Table of Contents
House Energy Monitor
Hardware
This topic details a mini project using the EON Energy Monitor:
EON have being given them away “free” when you sign up to getting energy from them. It is infact a re-branded Current Cost Energy Monitor.
I noticed that on the bottom was an RJ45 connector, after a bit of Googling, I found this and this.
So using Chris Hand's infomation, the interface on the RJ45 is:
- orange/white
- orange
- green/white (pin 7, data in to CurrentCost)
- blue (pin 4, ground)
- blue/white
- green
- brown/white
- brown (pin 8, data out from CurrentCost)
The level is 3.3v TTL so cannot be connected directly to an RS232 port, however I don't have one of them free anyway, so I used a USB to TTL 3.3v serial converter (also used by Chris Hand) from RS (part number 429-307). Current Cost do sell the cable for a good price, but what is the fun in that!!!

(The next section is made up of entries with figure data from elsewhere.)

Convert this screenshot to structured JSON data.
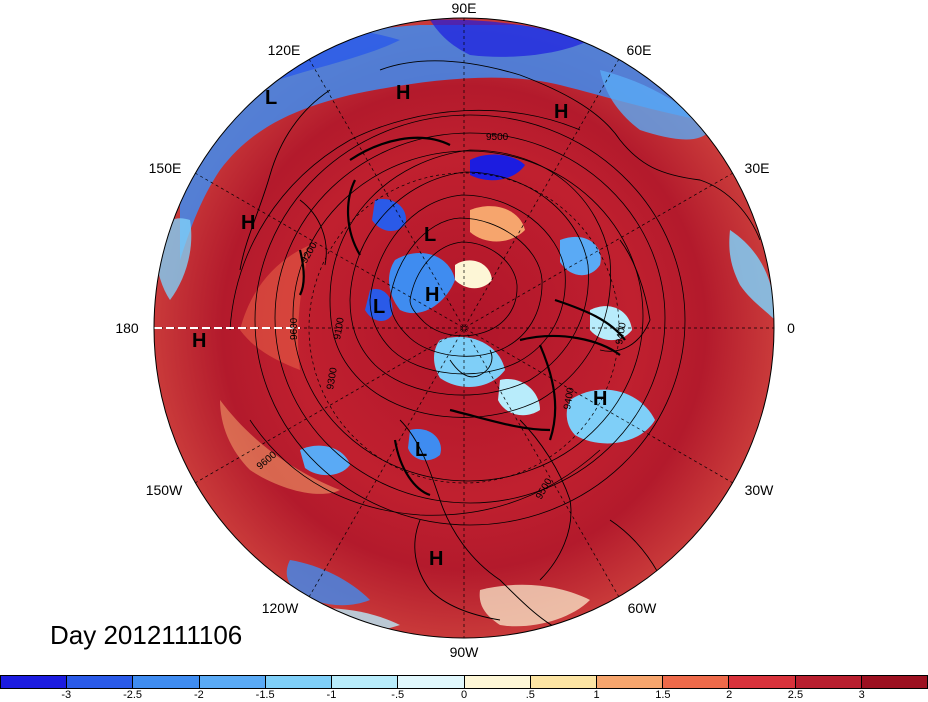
{
  "title": "Day 2012111106",
  "longitude_labels": {
    "e90": "90E",
    "e60": "60E",
    "e30": "30E",
    "zero": "0",
    "w30": "30W",
    "w60": "60W",
    "w90": "90W",
    "w120": "120W",
    "w150": "150W",
    "d180": "180",
    "e150": "150E",
    "e120": "120E"
  },
  "pressure_centers": {
    "H": "H",
    "L": "L"
  },
  "contour_labels": {
    "c9500": "9500",
    "c9200": "9200",
    "c9600": "9600",
    "c9300": "9300",
    "c9400": "9400",
    "c9100": "9100"
  },
  "colorbar": {
    "labels": [
      "-3",
      "-2.5",
      "-2",
      "-1.5",
      "-1",
      "-.5",
      "0",
      ".5",
      "1",
      "1.5",
      "2",
      "2.5",
      "3"
    ],
    "colors": [
      "#1c1ce0",
      "#2a5ae8",
      "#3f8cf0",
      "#5aaaf5",
      "#7fcff8",
      "#b8ecfb",
      "#e0f7fc",
      "#fdf6d6",
      "#fce4a3",
      "#f6a56d",
      "#ee6a4a",
      "#d8323b",
      "#b81e2e",
      "#9c1020"
    ]
  }
}
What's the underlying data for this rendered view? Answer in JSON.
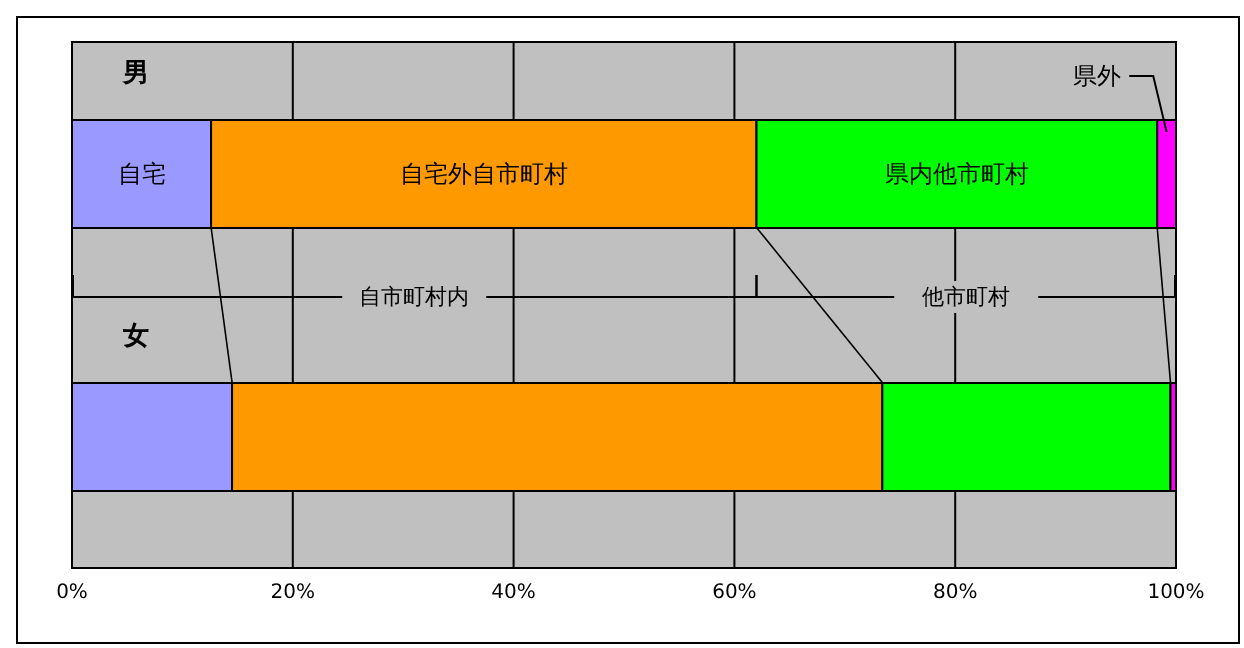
{
  "chart_data": {
    "type": "bar",
    "orientation": "horizontal",
    "stacked": true,
    "categories": [
      "男",
      "女"
    ],
    "series": [
      {
        "name": "自宅",
        "color": "#9999ff",
        "values": [
          12.6,
          14.5
        ]
      },
      {
        "name": "自宅外自市町村",
        "color": "#ff9900",
        "values": [
          49.4,
          58.9
        ]
      },
      {
        "name": "県内他市町村",
        "color": "#00ff00",
        "values": [
          36.3,
          26.1
        ]
      },
      {
        "name": "県外",
        "color": "#ff00ff",
        "values": [
          1.7,
          0.5
        ]
      }
    ],
    "xlim": [
      0,
      100
    ],
    "xticks": [
      {
        "value": 0,
        "label": "0%"
      },
      {
        "value": 20,
        "label": "20%"
      },
      {
        "value": 40,
        "label": "40%"
      },
      {
        "value": 60,
        "label": "60%"
      },
      {
        "value": 80,
        "label": "80%"
      },
      {
        "value": 100,
        "label": "100%"
      }
    ],
    "grid": "x",
    "annotations": [
      "自市町村内",
      "他市町村"
    ]
  }
}
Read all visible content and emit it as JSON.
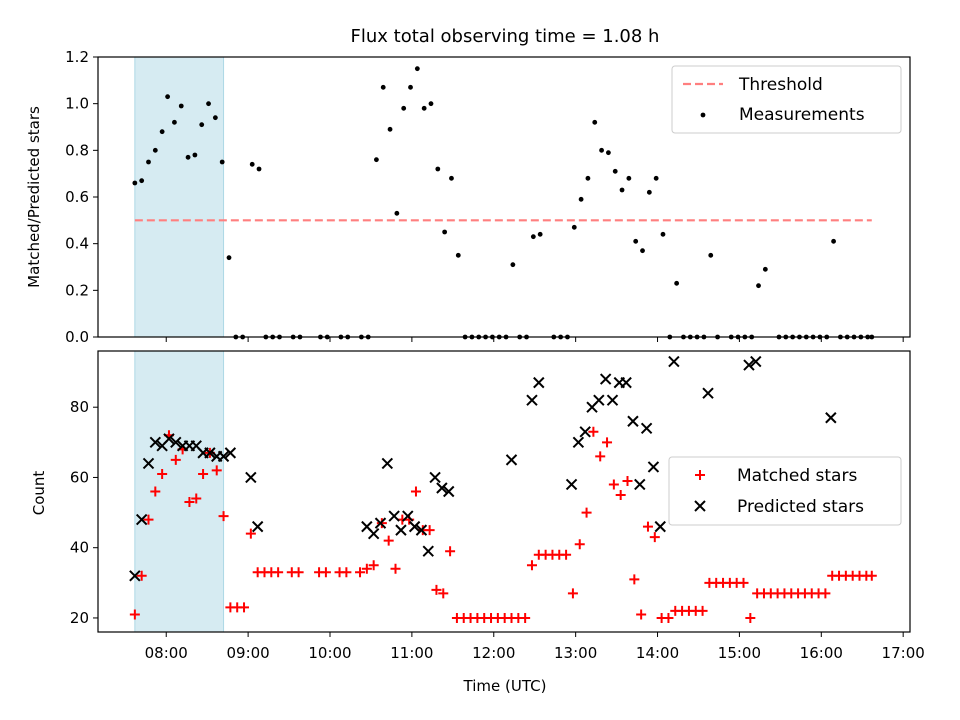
{
  "chart_data": [
    {
      "type": "scatter",
      "title": "Flux total observing time = 1.08 h",
      "ylabel": "Matched/Predicted stars",
      "xlabel": "",
      "xlim": [
        "07:10",
        "17:05"
      ],
      "ylim": [
        0,
        1.2
      ],
      "yticks": [
        "0.0",
        "0.2",
        "0.4",
        "0.6",
        "0.8",
        "1.0",
        "1.2"
      ],
      "xticks": [
        "08:00",
        "09:00",
        "10:00",
        "11:00",
        "12:00",
        "13:00",
        "14:00",
        "15:00",
        "16:00",
        "17:00"
      ],
      "highlight_span": [
        "07:37",
        "08:42"
      ],
      "legend_position": "upper-right",
      "threshold": {
        "name": "Threshold",
        "value": 0.5,
        "x_range": [
          "07:37",
          "16:37"
        ],
        "color": "#ff7f7f"
      },
      "series": [
        {
          "name": "Measurements",
          "marker": "dot",
          "color": "#000000",
          "points": [
            [
              "07:37",
              0.66
            ],
            [
              "07:42",
              0.67
            ],
            [
              "07:47",
              0.75
            ],
            [
              "07:52",
              0.8
            ],
            [
              "07:57",
              0.88
            ],
            [
              "08:01",
              1.03
            ],
            [
              "08:06",
              0.92
            ],
            [
              "08:11",
              0.99
            ],
            [
              "08:16",
              0.77
            ],
            [
              "08:21",
              0.78
            ],
            [
              "08:26",
              0.91
            ],
            [
              "08:31",
              1.0
            ],
            [
              "08:36",
              0.94
            ],
            [
              "08:41",
              0.75
            ],
            [
              "08:46",
              0.34
            ],
            [
              "08:51",
              0.0
            ],
            [
              "08:56",
              0.0
            ],
            [
              "09:03",
              0.74
            ],
            [
              "09:08",
              0.72
            ],
            [
              "09:13",
              0.0
            ],
            [
              "09:18",
              0.0
            ],
            [
              "09:23",
              0.0
            ],
            [
              "09:33",
              0.0
            ],
            [
              "09:38",
              0.0
            ],
            [
              "09:53",
              0.0
            ],
            [
              "09:58",
              0.0
            ],
            [
              "10:08",
              0.0
            ],
            [
              "10:13",
              0.0
            ],
            [
              "10:23",
              0.0
            ],
            [
              "10:28",
              0.0
            ],
            [
              "10:34",
              0.76
            ],
            [
              "10:39",
              1.07
            ],
            [
              "10:44",
              0.89
            ],
            [
              "10:49",
              0.53
            ],
            [
              "10:54",
              0.98
            ],
            [
              "10:59",
              1.07
            ],
            [
              "11:04",
              1.15
            ],
            [
              "11:09",
              0.98
            ],
            [
              "11:14",
              1.0
            ],
            [
              "11:19",
              0.72
            ],
            [
              "11:24",
              0.45
            ],
            [
              "11:29",
              0.68
            ],
            [
              "11:34",
              0.35
            ],
            [
              "11:39",
              0.0
            ],
            [
              "11:44",
              0.0
            ],
            [
              "11:49",
              0.0
            ],
            [
              "11:54",
              0.0
            ],
            [
              "11:59",
              0.0
            ],
            [
              "12:04",
              0.0
            ],
            [
              "12:09",
              0.0
            ],
            [
              "12:14",
              0.31
            ],
            [
              "12:19",
              0.0
            ],
            [
              "12:24",
              0.0
            ],
            [
              "12:29",
              0.43
            ],
            [
              "12:34",
              0.44
            ],
            [
              "12:44",
              0.0
            ],
            [
              "12:49",
              0.0
            ],
            [
              "12:54",
              0.0
            ],
            [
              "12:59",
              0.47
            ],
            [
              "13:04",
              0.59
            ],
            [
              "13:09",
              0.68
            ],
            [
              "13:14",
              0.92
            ],
            [
              "13:19",
              0.8
            ],
            [
              "13:24",
              0.79
            ],
            [
              "13:29",
              0.71
            ],
            [
              "13:34",
              0.63
            ],
            [
              "13:39",
              0.68
            ],
            [
              "13:44",
              0.41
            ],
            [
              "13:49",
              0.37
            ],
            [
              "13:54",
              0.62
            ],
            [
              "13:59",
              0.68
            ],
            [
              "14:04",
              0.44
            ],
            [
              "14:09",
              0.0
            ],
            [
              "14:14",
              0.23
            ],
            [
              "14:19",
              0.0
            ],
            [
              "14:24",
              0.0
            ],
            [
              "14:29",
              0.0
            ],
            [
              "14:34",
              0.0
            ],
            [
              "14:39",
              0.35
            ],
            [
              "14:44",
              0.0
            ],
            [
              "14:54",
              0.0
            ],
            [
              "14:59",
              0.0
            ],
            [
              "15:04",
              0.0
            ],
            [
              "15:09",
              0.0
            ],
            [
              "15:14",
              0.22
            ],
            [
              "15:19",
              0.29
            ],
            [
              "15:29",
              0.0
            ],
            [
              "15:34",
              0.0
            ],
            [
              "15:39",
              0.0
            ],
            [
              "15:44",
              0.0
            ],
            [
              "15:49",
              0.0
            ],
            [
              "15:54",
              0.0
            ],
            [
              "15:59",
              0.0
            ],
            [
              "16:04",
              0.0
            ],
            [
              "16:09",
              0.41
            ],
            [
              "16:14",
              0.0
            ],
            [
              "16:19",
              0.0
            ],
            [
              "16:24",
              0.0
            ],
            [
              "16:29",
              0.0
            ],
            [
              "16:34",
              0.0
            ],
            [
              "16:37",
              0.0
            ]
          ]
        }
      ]
    },
    {
      "type": "scatter",
      "title": "",
      "ylabel": "Count",
      "xlabel": "Time (UTC)",
      "xlim": [
        "07:10",
        "17:05"
      ],
      "ylim": [
        16,
        96
      ],
      "yticks": [
        "20",
        "40",
        "60",
        "80"
      ],
      "xticks": [
        "08:00",
        "09:00",
        "10:00",
        "11:00",
        "12:00",
        "13:00",
        "14:00",
        "15:00",
        "16:00",
        "17:00"
      ],
      "highlight_span": [
        "07:37",
        "08:42"
      ],
      "legend_position": "center-right",
      "series": [
        {
          "name": "Matched stars",
          "marker": "plus",
          "color": "#ff0000",
          "points": [
            [
              "07:37",
              21
            ],
            [
              "07:42",
              32
            ],
            [
              "07:47",
              48
            ],
            [
              "07:52",
              56
            ],
            [
              "07:57",
              61
            ],
            [
              "08:02",
              72
            ],
            [
              "08:07",
              65
            ],
            [
              "08:12",
              68
            ],
            [
              "08:17",
              53
            ],
            [
              "08:22",
              54
            ],
            [
              "08:27",
              61
            ],
            [
              "08:32",
              67
            ],
            [
              "08:37",
              62
            ],
            [
              "08:42",
              49
            ],
            [
              "08:47",
              23
            ],
            [
              "08:52",
              23
            ],
            [
              "08:57",
              23
            ],
            [
              "09:02",
              44
            ],
            [
              "09:07",
              33
            ],
            [
              "09:12",
              33
            ],
            [
              "09:17",
              33
            ],
            [
              "09:22",
              33
            ],
            [
              "09:32",
              33
            ],
            [
              "09:37",
              33
            ],
            [
              "09:52",
              33
            ],
            [
              "09:57",
              33
            ],
            [
              "10:07",
              33
            ],
            [
              "10:12",
              33
            ],
            [
              "10:22",
              33
            ],
            [
              "10:27",
              34
            ],
            [
              "10:32",
              35
            ],
            [
              "10:38",
              47
            ],
            [
              "10:43",
              42
            ],
            [
              "10:48",
              34
            ],
            [
              "10:53",
              48
            ],
            [
              "10:58",
              48
            ],
            [
              "11:03",
              56
            ],
            [
              "11:08",
              45
            ],
            [
              "11:13",
              45
            ],
            [
              "11:18",
              28
            ],
            [
              "11:23",
              27
            ],
            [
              "11:28",
              39
            ],
            [
              "11:33",
              20
            ],
            [
              "11:38",
              20
            ],
            [
              "11:43",
              20
            ],
            [
              "11:48",
              20
            ],
            [
              "11:53",
              20
            ],
            [
              "11:58",
              20
            ],
            [
              "12:03",
              20
            ],
            [
              "12:08",
              20
            ],
            [
              "12:13",
              20
            ],
            [
              "12:18",
              20
            ],
            [
              "12:23",
              20
            ],
            [
              "12:28",
              35
            ],
            [
              "12:33",
              38
            ],
            [
              "12:38",
              38
            ],
            [
              "12:43",
              38
            ],
            [
              "12:48",
              38
            ],
            [
              "12:53",
              38
            ],
            [
              "12:58",
              27
            ],
            [
              "13:03",
              41
            ],
            [
              "13:08",
              50
            ],
            [
              "13:13",
              73
            ],
            [
              "13:18",
              66
            ],
            [
              "13:23",
              70
            ],
            [
              "13:28",
              58
            ],
            [
              "13:33",
              55
            ],
            [
              "13:38",
              59
            ],
            [
              "13:43",
              31
            ],
            [
              "13:48",
              21
            ],
            [
              "13:53",
              46
            ],
            [
              "13:58",
              43
            ],
            [
              "14:03",
              20
            ],
            [
              "14:08",
              20
            ],
            [
              "14:13",
              22
            ],
            [
              "14:18",
              22
            ],
            [
              "14:23",
              22
            ],
            [
              "14:28",
              22
            ],
            [
              "14:33",
              22
            ],
            [
              "14:38",
              30
            ],
            [
              "14:43",
              30
            ],
            [
              "14:48",
              30
            ],
            [
              "14:53",
              30
            ],
            [
              "14:58",
              30
            ],
            [
              "15:03",
              30
            ],
            [
              "15:08",
              20
            ],
            [
              "15:13",
              27
            ],
            [
              "15:18",
              27
            ],
            [
              "15:23",
              27
            ],
            [
              "15:28",
              27
            ],
            [
              "15:33",
              27
            ],
            [
              "15:38",
              27
            ],
            [
              "15:43",
              27
            ],
            [
              "15:48",
              27
            ],
            [
              "15:53",
              27
            ],
            [
              "15:58",
              27
            ],
            [
              "16:03",
              27
            ],
            [
              "16:08",
              32
            ],
            [
              "16:13",
              32
            ],
            [
              "16:18",
              32
            ],
            [
              "16:23",
              32
            ],
            [
              "16:28",
              32
            ],
            [
              "16:33",
              32
            ],
            [
              "16:37",
              32
            ]
          ]
        },
        {
          "name": "Predicted stars",
          "marker": "x",
          "color": "#000000",
          "points": [
            [
              "07:37",
              32
            ],
            [
              "07:42",
              48
            ],
            [
              "07:47",
              64
            ],
            [
              "07:52",
              70
            ],
            [
              "07:57",
              69
            ],
            [
              "08:02",
              71
            ],
            [
              "08:07",
              70
            ],
            [
              "08:12",
              69
            ],
            [
              "08:17",
              69
            ],
            [
              "08:22",
              69
            ],
            [
              "08:27",
              67
            ],
            [
              "08:32",
              67
            ],
            [
              "08:37",
              66
            ],
            [
              "08:42",
              66
            ],
            [
              "08:47",
              67
            ],
            [
              "09:02",
              60
            ],
            [
              "09:07",
              46
            ],
            [
              "10:27",
              46
            ],
            [
              "10:32",
              44
            ],
            [
              "10:37",
              47
            ],
            [
              "10:42",
              64
            ],
            [
              "10:47",
              49
            ],
            [
              "10:52",
              45
            ],
            [
              "10:57",
              49
            ],
            [
              "11:02",
              46
            ],
            [
              "11:07",
              45
            ],
            [
              "11:12",
              39
            ],
            [
              "11:17",
              60
            ],
            [
              "11:22",
              57
            ],
            [
              "11:27",
              56
            ],
            [
              "12:13",
              65
            ],
            [
              "12:28",
              82
            ],
            [
              "12:33",
              87
            ],
            [
              "12:57",
              58
            ],
            [
              "13:02",
              70
            ],
            [
              "13:07",
              73
            ],
            [
              "13:12",
              80
            ],
            [
              "13:17",
              82
            ],
            [
              "13:22",
              88
            ],
            [
              "13:27",
              82
            ],
            [
              "13:32",
              87
            ],
            [
              "13:37",
              87
            ],
            [
              "13:42",
              76
            ],
            [
              "13:47",
              58
            ],
            [
              "13:52",
              74
            ],
            [
              "13:57",
              63
            ],
            [
              "14:02",
              46
            ],
            [
              "14:12",
              93
            ],
            [
              "14:37",
              84
            ],
            [
              "15:07",
              92
            ],
            [
              "15:12",
              93
            ],
            [
              "16:07",
              77
            ]
          ]
        }
      ]
    }
  ]
}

Using an old Ethernet cable for an RJ45, connecting the USB to serial convert to the RJ45 connector was easy:
Just connect the pin 4 (blue) of the RJ45 to pin 1 (black) on the TTL-232R-3V3 and connect pin 8 (brown) of the RJ45 to pin 5 (yellow) on the TTL-232R-3V3. If I get time I will make a better cable, but for now this works.
Software
When the hardware connected, I used Minicom to check that it was working. There are two version of currrentCost available, one that runs at 2400 baud, and one that runs at 9600. Mine was a 9600.
The device spits out XML data every 6 seconds. You do not need to request data.
I wrote a simple c program to read the XML stream and convert into a CSV file that gnuplot can understand.
The code can be found here
This application runs on my Linux server and reads and converts the XML stream into the CSV file, I also have a cgi script to convert the CSV file into a picture.